Justo por ello, la tarea educativa hoy resalta como una de las más trascendentes. Su función se vincula al desarrollo cultural de cada pueblo, de la que es una proyección institucionalizada. Con la que se requiere significar todo el mundo de valores e imágenes, tecnologías y conocimientos que rodean a la persona desde su nacimiento, y en cuya conciencia se internaliza y socializa.

En este tiempo de pandemia, la educación representa un reto para la docencia, para el alumnado, para las instituciones y para las autoridades, es incluso a menudo un centro de preocupación para quienes estan inmersos en el proceso educativo.

El perfil del docente de pronto tuvo una resignificación de sus funciones cotidianas frente a la necesidad del uso emergente y permanente de la tecnología como punta de lanza que posibilitará la educación a distancia. No se trataba de definir mecánicamente, a través de un listado, las competencias que docentes debían poseer, se trataba de responder a los retos que la educación estaba demandando en este tiempo de pandemia y pensar en los siguientes retos: -Cómo despertar el interés por aprender, cómo aprender y mantener al día estos conocimientos a través del escenario virtual.

-Cómo optimizar el tiempo, los recursos y las informaciones disponibles.

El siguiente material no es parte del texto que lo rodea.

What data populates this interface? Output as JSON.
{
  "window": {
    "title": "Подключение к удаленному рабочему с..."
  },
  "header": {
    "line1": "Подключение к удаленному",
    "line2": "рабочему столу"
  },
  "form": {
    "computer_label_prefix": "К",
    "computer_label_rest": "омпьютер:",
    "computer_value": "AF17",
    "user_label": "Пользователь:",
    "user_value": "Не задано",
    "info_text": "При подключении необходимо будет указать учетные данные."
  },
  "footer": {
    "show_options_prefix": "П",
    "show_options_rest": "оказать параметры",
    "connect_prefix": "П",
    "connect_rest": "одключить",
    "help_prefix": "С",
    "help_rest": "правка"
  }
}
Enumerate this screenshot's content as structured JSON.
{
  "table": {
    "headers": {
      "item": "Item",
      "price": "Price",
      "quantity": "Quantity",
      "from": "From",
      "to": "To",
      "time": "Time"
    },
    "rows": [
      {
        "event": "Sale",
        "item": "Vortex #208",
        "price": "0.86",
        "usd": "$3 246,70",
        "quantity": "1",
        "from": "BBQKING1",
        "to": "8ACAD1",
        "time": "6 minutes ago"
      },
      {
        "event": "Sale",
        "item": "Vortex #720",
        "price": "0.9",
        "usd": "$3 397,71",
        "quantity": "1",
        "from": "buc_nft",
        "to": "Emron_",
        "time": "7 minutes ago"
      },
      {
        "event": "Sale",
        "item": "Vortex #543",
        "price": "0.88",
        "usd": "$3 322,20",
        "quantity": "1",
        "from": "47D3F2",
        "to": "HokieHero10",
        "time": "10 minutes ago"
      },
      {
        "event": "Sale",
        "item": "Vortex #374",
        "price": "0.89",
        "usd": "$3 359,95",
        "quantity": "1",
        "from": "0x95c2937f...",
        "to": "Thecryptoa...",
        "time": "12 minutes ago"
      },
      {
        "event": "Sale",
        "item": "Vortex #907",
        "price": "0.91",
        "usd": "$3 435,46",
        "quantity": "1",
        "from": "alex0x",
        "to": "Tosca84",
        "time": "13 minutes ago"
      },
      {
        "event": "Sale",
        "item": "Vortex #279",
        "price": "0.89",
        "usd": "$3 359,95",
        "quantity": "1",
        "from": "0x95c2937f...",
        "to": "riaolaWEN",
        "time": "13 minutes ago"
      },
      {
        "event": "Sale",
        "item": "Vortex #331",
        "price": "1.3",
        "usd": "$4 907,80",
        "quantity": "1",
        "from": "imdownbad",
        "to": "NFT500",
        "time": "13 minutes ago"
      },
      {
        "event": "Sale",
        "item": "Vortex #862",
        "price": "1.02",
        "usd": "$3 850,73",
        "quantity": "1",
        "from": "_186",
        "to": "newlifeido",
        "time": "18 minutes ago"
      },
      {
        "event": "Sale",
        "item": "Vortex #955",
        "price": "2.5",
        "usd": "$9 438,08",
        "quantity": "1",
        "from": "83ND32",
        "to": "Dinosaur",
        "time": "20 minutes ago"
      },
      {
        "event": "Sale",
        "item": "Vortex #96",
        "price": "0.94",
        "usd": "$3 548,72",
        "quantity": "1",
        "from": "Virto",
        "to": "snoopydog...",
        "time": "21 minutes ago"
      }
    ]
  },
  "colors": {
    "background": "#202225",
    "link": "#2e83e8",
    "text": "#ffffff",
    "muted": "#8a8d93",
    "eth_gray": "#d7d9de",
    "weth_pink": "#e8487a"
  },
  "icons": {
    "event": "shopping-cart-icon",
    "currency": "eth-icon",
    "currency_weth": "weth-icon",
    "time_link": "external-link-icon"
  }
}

-¿Cómo garantizar la comunicación eficaz en las sesiones virtuales? -¿Qué estrategias utilizar para el desarrollo del proceso enseñanza y aprendizaje? -¿Cómo identificar los obstáculos o problemas que se presentarán en la ejecución de proyectos u otras actividades en los escenarios virtuales? -¿El alumnado contará con las herramientas indispensables? -¿Cómo prepararles para aprender a lo largo de la vida? -¿Cómo pueden mejorarse los resultados del proceso de aprendizaje para que logren una mejor calidad?, ¿qué competencias son las que realmente necesita obtener el individuo, tanto para cumplir con una trayectoria educativa como para insertarse en el contexto laboral? Tales preocupaciones impactan de forma significativa a los principales actores del proceso educativo: profesores y estudiantes. Surgen además las interrogantes siguientes: ¿De qué manera afectan dichos cambios al papel del profesor?, ¿cómo debe orientarse la formación actual de los profesores para enfrentar los cambios?, ¿cuáles son las características del proceso y de los nuevos escenarios educativos?, ¿cómo fortalecer la profesión docente en la sociedad del conocimiento, en donde cualquier persona tiene acceso a la información? Estos cuestionamientos, cobran particular interés en el nivel de educación superior, dadas las características del proceso de formación y de los profesionales que desarrollan la práctica docente. Necesitamos, en estos momentos y hacia futuro, estar en condiciones de aprovechar y utilizar las diversas oportunidades que se nos presentan para actualizar, profundizar y enriquecer ese primer conjunto de saberes y poder adaptarse así a un mundo que representa una nueva normalidad.

Esta nueva normalidad, donde a pesar de las resistencias y deseos de terminar con el aislamiento, para continuar con nuestras actividades de la forma que las conocíamos, se está imponiendo día con día. Ello nos empuja a asumir el desafío de pensarnos distintos y de innovar, para seguir ofreciendo procesos de enseñanza y aprendizaje de calidad. Hoy, nuestra Universidad Autónoma del Estado de Hidalgo determino implementar el periodo escolar julio-diciembre por medio de la formación a distancia, a través de la plataforma Garza e ir incorporando paulatinamente la educación presencial, lo que significará que se realizarán actividades académicas en concordancia con las diversas condiciones que prevalezcan en el contexto nacional, estatal e institucional. Las actividades presenciales seguramente se realizarán cumpliendo con los protocolos de sana distancia y una continua sanitización de todos los espacios académicos y administrativos, atendiendo las medidas sanitarias que la comisión institucional de seguridad en salud.